Una sberla di Hofmann faceva la barba al palo ospite, a Flüeler battuto,
qualche istante prima del secondo rientro negli spogliatoi. Con il
risultato ancora in bilico, una rete di differenza tra le due compagini
dopo cento minuti (nelle due gare) il terzo periodo prometteva
scintille. Fazzini, da infallibile cecchino, portava ancora avanti il
Lugano di due lunghezze, grazie a due reti (una in superiorità numerica)
ottenute con fiuto e determinazione, quando mancavano ancora otto minuti
alle terza sirena. Sembrava fatta, ma il ruggito del vecchio leone
ferito, produceva ancora un ultimo sussulto, grazie ad un ennesimo
evitabile errore bianconero in fase di uscita dal terzo difensivo. Nel
finale incandescente lo Zurigo chiamava il tempo morto, per togliere
Flüeler e giostrare con l’uomo in più.

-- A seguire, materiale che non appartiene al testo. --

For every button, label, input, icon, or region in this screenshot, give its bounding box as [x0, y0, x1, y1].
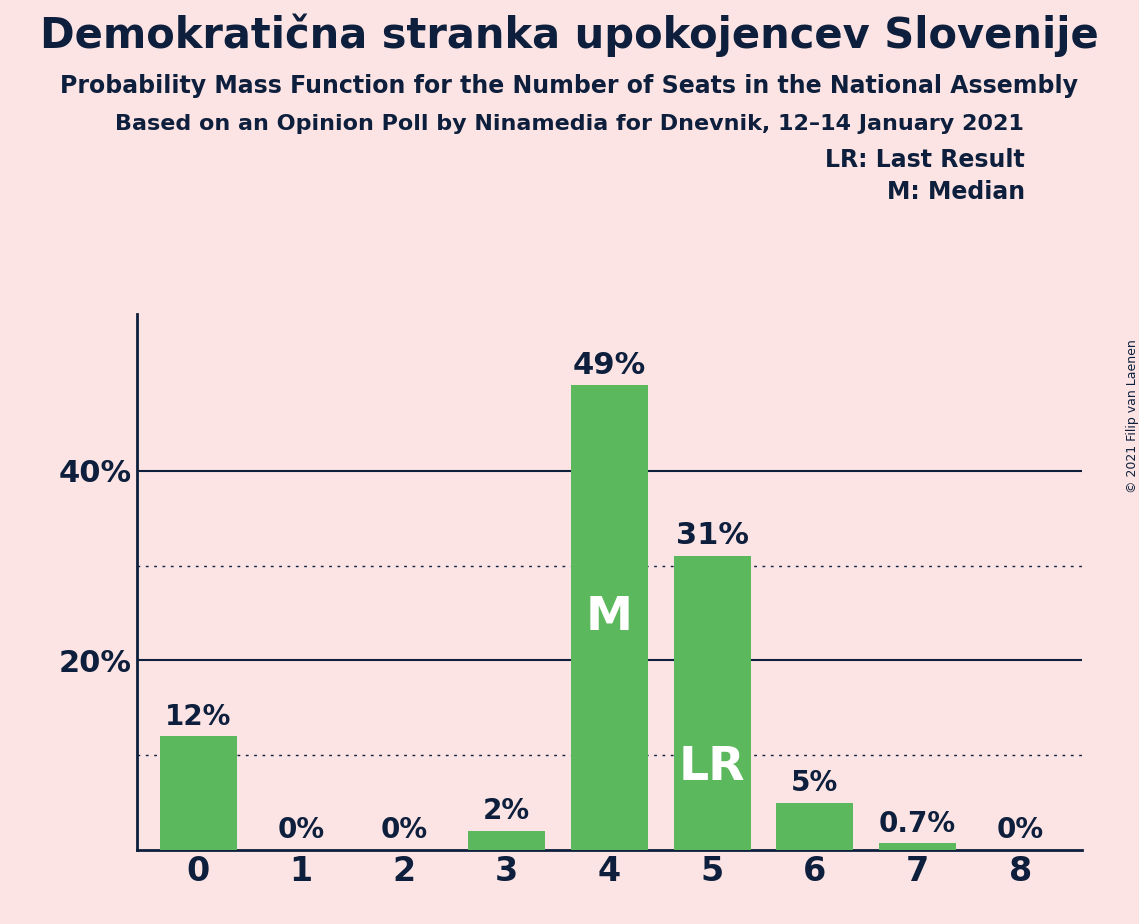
Text: 5%: 5% [792, 769, 838, 797]
Text: © 2021 Filip van Laenen: © 2021 Filip van Laenen [1125, 339, 1139, 492]
Bar [159, 736, 237, 850]
Bar [673, 556, 751, 850]
Text: 2%: 2% [483, 797, 530, 825]
Text: M: M [585, 595, 633, 640]
Text: Probability Mass Function for the Number of Seats in the National Assembly: Probability Mass Function for the Number… [60, 74, 1079, 98]
Text: Demokratična stranka upokojencev Slovenije: Demokratična stranka upokojencev Sloveni… [40, 14, 1099, 57]
Text: 12%: 12% [165, 702, 231, 731]
Text: 49%: 49% [573, 350, 646, 380]
Text: Based on an Opinion Poll by Ninamedia for Dnevnik, 12–14 January 2021: Based on an Opinion Poll by Ninamedia fo… [115, 114, 1024, 134]
Text: 0%: 0% [278, 817, 325, 845]
Bar [777, 803, 853, 850]
Text: 0%: 0% [380, 817, 427, 845]
Text: LR: LR [679, 746, 745, 790]
Bar [468, 831, 546, 850]
Text: 0.7%: 0.7% [879, 809, 957, 838]
Text: 0%: 0% [997, 817, 1044, 845]
Bar [571, 385, 648, 850]
Text: M: Median: M: Median [887, 180, 1025, 204]
Text: 31%: 31% [675, 521, 748, 551]
Bar [879, 844, 956, 850]
Text: LR: Last Result: LR: Last Result [826, 148, 1025, 172]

I bianconeri difendevano all’arma
bianca il risicato vantaggio, fallendo clamorosamente a porta vuota con
Bertaggia e Lapierre il quinto punto, prima che l’ennesimo “big save” di
Elvis Merzlikins dicesse definitivamente agli ospiti che tutto era da
ricominciare daccapo.
Lugano - Zurigo 4:3 (2:1;0:1;2:1)
Reti: 0’51 Klasen (Wilson) 1:0; 3’34 Suter (Thoresen) 1:1; 17’19 Gardner
(Romanenghi) 2:1; 34’29 Pestoni (Wick, in 5c4,esp. Sannitz) 2:2; 44’18
Fazzini (Chiesa) 3:2; 52’03 Fazzini (Klasen, in 5c4, esp. Geering) 4:2;
54’24 Rundblad 4:3
Lugano: Merzlikins; Furrer, Chiesa, Klasen, Martensson, Bürgler; Wilson,
Ulmer, Reuille, Lapierre, Fazzini; Ronchetti, Hirschi, Hofmann, Sannitz,
Bertaggia; Walker, Gardner, Morini; Romanenghi; Riva
Zurigo: Flüeler; Blindenbacher, Geering, Herzog, Suter, Thöresen;
Rundblad, Siegenthaler, Pestoni, Shannon, Wick; Seger, Marti, Künzle,
Schäppi, Kenins; Guerra, P. Baltisberger, Bachofner, Trachsler, C.
Baltisberger
Note: Resega, 6143 spettatori. Arbitri: Mollard-Vinnerborg;
Gnemmi-Obwegeser. Penalità: 3x2’ Lugano; 4x2’ Zurigo; Lugano privo di
Fontana, Kparghai, Brunner (infortunati), Vauclair (squal.) Zackrisson (sovr.).
Zurigo senza Sjögren, Bärtschi, Diem, Nilsson (feriti). 37’ palo
(Hofmann). 57’59 time-out Zurigo, senza portiere sino al 60’.